U.S. Rep. Bobby Scott, a Democrat whose district includes parts of Norfolk and Portsmouth, has been one of the initiative’s most persistent critics in Congress. He says it flies in the face of federal anti-discrimination protections that date back to the civil rights laws of the 1960s.
Once when testifying on the issue, Scott recalled recently, he was asked by a congressional colleague, “What’s wrong with Catholics hiring Catholics?”
“My response was that we had had that debate 40 years ago, and my side won,” he said. “We convinced enough people that telling somebody they can’t get a job solely because of their race, color, creed, national origin or sex was so inherently offensive that we made it illegal. …
“If a policy that 'we don’t hire Catholics, Jews or Muslims’ offends you, I don’t have to explain to you what’s wrong with the faith-based initiative.”

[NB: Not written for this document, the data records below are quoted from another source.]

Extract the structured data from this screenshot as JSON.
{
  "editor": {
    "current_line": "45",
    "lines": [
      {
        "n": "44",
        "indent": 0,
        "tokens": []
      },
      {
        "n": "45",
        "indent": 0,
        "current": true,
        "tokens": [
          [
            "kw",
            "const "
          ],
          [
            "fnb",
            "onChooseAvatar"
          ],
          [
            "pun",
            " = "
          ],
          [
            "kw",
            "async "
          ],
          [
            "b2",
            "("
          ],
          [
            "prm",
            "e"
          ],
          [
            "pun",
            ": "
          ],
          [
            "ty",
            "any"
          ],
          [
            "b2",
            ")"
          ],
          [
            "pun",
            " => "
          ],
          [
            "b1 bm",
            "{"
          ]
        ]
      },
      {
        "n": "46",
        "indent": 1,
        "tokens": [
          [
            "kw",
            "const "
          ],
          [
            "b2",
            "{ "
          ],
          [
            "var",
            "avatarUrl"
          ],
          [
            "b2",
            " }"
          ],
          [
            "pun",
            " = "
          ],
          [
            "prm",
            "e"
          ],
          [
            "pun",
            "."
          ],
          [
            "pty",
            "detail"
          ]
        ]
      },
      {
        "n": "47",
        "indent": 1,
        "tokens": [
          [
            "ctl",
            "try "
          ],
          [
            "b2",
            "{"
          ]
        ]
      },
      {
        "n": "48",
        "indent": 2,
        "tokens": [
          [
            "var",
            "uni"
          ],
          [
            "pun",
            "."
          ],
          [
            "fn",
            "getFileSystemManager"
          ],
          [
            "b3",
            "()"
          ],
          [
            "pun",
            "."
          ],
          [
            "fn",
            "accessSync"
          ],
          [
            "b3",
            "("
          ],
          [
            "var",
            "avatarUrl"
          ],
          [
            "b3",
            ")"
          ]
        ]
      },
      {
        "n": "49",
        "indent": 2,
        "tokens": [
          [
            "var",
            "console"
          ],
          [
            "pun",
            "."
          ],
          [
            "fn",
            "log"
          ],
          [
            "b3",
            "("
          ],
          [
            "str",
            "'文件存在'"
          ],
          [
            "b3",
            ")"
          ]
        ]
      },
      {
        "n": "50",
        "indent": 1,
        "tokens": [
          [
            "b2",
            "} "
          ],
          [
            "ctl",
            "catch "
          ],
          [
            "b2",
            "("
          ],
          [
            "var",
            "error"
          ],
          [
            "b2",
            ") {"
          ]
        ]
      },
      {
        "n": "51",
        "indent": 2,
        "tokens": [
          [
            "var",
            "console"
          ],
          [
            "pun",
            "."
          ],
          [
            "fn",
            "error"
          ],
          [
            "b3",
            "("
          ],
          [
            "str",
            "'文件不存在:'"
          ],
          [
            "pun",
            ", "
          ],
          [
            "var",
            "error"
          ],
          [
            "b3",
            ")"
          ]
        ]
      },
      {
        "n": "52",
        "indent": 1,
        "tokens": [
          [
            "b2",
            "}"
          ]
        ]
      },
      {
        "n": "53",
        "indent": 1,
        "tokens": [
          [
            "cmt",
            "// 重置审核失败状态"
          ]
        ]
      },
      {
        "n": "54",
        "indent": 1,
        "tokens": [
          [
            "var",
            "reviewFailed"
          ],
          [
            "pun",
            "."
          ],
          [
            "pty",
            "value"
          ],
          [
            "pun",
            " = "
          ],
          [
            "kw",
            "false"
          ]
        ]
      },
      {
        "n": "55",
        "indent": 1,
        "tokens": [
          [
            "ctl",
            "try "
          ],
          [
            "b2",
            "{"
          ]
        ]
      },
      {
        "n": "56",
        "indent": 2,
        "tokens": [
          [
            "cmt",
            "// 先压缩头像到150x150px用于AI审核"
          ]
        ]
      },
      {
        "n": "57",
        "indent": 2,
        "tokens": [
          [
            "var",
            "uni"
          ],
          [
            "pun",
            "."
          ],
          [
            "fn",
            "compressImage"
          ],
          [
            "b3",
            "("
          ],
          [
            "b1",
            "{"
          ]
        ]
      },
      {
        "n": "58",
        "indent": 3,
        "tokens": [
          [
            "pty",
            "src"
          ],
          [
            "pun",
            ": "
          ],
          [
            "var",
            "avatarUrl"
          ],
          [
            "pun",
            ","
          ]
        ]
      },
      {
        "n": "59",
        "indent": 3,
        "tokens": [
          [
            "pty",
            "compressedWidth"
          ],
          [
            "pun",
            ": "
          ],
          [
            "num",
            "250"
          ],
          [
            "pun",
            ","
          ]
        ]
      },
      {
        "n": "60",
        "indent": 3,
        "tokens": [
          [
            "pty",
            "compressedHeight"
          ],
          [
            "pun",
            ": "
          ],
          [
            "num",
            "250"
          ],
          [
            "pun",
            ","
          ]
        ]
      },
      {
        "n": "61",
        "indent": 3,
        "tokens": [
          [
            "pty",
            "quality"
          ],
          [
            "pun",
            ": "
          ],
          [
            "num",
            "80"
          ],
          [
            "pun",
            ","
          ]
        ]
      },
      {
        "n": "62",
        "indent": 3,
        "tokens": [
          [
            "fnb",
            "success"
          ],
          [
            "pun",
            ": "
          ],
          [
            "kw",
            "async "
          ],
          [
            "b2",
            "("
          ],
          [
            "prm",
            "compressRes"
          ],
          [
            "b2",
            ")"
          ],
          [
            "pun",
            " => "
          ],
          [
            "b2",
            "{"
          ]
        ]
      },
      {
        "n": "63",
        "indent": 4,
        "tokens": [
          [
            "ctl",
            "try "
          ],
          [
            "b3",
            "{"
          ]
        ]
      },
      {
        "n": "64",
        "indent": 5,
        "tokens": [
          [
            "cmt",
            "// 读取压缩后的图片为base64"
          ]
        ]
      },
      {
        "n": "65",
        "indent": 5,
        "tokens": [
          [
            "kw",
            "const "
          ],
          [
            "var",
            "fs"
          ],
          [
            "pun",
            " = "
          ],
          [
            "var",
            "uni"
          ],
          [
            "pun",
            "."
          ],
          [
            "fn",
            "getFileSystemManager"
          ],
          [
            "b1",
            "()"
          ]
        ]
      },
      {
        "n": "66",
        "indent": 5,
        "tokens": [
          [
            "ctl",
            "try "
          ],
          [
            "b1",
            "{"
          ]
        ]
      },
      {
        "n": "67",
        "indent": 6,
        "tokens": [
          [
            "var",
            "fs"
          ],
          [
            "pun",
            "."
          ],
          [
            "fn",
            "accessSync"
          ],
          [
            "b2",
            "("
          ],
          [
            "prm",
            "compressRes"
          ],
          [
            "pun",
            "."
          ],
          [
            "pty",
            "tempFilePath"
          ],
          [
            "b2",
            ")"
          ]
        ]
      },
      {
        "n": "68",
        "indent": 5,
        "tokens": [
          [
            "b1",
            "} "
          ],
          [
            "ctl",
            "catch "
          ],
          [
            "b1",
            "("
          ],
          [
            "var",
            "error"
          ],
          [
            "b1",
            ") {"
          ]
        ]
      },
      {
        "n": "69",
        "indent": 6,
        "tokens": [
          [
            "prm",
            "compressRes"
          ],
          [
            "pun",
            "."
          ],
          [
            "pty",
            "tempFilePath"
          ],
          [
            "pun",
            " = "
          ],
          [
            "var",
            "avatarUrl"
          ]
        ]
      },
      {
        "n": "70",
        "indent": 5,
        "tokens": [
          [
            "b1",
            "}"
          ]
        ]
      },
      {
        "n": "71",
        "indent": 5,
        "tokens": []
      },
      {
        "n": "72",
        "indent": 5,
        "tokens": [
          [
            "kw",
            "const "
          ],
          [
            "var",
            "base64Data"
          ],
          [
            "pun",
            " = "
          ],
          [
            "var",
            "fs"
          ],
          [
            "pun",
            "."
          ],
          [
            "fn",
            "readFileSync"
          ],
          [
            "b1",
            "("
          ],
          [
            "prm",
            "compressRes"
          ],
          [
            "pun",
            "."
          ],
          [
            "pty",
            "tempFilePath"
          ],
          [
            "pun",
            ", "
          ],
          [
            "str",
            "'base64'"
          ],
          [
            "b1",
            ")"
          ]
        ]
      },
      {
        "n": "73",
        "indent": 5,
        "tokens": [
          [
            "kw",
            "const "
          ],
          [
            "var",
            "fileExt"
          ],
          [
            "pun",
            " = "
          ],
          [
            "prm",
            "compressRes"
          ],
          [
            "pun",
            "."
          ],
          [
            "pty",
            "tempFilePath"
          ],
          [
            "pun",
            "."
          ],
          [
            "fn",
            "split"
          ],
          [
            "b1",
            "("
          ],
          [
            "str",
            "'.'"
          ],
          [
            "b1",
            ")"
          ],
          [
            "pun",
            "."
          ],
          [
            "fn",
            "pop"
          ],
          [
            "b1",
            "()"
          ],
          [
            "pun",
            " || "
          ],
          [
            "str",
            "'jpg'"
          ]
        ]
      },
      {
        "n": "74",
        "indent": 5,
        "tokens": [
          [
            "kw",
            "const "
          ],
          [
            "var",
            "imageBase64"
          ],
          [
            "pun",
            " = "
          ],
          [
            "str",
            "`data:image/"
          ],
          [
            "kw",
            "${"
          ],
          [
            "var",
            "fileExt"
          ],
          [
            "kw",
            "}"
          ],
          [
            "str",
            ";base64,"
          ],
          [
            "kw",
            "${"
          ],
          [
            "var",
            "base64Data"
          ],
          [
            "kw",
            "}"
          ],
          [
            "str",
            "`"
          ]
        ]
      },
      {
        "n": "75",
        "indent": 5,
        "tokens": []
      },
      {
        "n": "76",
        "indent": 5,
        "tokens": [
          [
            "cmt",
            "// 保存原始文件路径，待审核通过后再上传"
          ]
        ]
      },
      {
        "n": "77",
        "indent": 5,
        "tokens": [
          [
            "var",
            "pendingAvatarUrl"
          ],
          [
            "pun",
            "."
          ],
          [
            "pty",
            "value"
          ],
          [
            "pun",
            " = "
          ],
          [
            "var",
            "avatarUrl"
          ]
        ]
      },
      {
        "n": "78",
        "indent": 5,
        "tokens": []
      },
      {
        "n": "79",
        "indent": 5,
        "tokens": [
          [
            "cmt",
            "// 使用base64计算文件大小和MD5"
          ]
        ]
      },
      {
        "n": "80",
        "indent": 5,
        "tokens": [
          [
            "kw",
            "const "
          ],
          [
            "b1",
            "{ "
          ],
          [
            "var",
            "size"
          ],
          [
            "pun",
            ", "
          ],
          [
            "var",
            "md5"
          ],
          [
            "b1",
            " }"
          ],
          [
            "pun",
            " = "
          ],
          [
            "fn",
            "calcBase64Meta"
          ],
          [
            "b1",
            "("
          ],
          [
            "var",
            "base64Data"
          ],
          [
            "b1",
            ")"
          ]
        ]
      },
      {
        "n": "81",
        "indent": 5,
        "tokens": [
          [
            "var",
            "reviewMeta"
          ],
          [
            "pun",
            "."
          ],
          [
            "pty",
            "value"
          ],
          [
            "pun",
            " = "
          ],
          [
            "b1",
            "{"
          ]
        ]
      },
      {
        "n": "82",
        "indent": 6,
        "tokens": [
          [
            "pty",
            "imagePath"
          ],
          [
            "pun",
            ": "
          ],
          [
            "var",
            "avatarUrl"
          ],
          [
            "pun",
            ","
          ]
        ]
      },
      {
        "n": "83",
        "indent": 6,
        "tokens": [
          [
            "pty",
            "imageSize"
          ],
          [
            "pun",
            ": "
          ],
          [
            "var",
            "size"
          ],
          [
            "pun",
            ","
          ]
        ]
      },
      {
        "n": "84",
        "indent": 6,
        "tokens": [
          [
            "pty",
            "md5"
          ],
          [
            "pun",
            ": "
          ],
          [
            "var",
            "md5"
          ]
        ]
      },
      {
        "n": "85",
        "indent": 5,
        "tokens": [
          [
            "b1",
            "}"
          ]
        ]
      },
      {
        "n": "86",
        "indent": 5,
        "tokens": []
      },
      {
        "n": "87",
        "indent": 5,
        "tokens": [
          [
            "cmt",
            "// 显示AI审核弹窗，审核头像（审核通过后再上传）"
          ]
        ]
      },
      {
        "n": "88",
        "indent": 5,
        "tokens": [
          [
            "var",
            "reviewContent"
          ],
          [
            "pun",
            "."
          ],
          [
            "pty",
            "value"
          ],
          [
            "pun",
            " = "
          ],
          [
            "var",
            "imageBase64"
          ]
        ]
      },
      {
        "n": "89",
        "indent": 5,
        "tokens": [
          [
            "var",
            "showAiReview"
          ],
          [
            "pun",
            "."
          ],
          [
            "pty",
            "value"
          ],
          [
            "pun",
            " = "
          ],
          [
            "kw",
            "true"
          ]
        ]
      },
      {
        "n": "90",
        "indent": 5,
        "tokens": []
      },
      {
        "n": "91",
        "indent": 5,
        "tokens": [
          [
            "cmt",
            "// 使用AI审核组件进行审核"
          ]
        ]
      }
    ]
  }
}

Finally there is the issue of effectiveness.
When President Bush launched his initiative, he said he wanted to rally “America’s armies of compassion” to fight poverty and despair: “We must be outcome-based, insisting on success and steering resources to the effective.”
His critics counter that while steering money to religious groups, Bush has tried to starve programs with a proven record of helping low-income families. Last month, the president supported a House-passed
$700 million cut in the food stamp program; the money was later restored at the Senate’s insistence.
“There are no data we know of to indicate that faith-based organizations do a better job than others,” said Conn, the spokesman for Americans United.
Meanwhile, hunger in America continues to rise. The Department of Agriculture reported in October that
38 million people lived in “food-insecure households” in 2004 – 7 million more than five years before.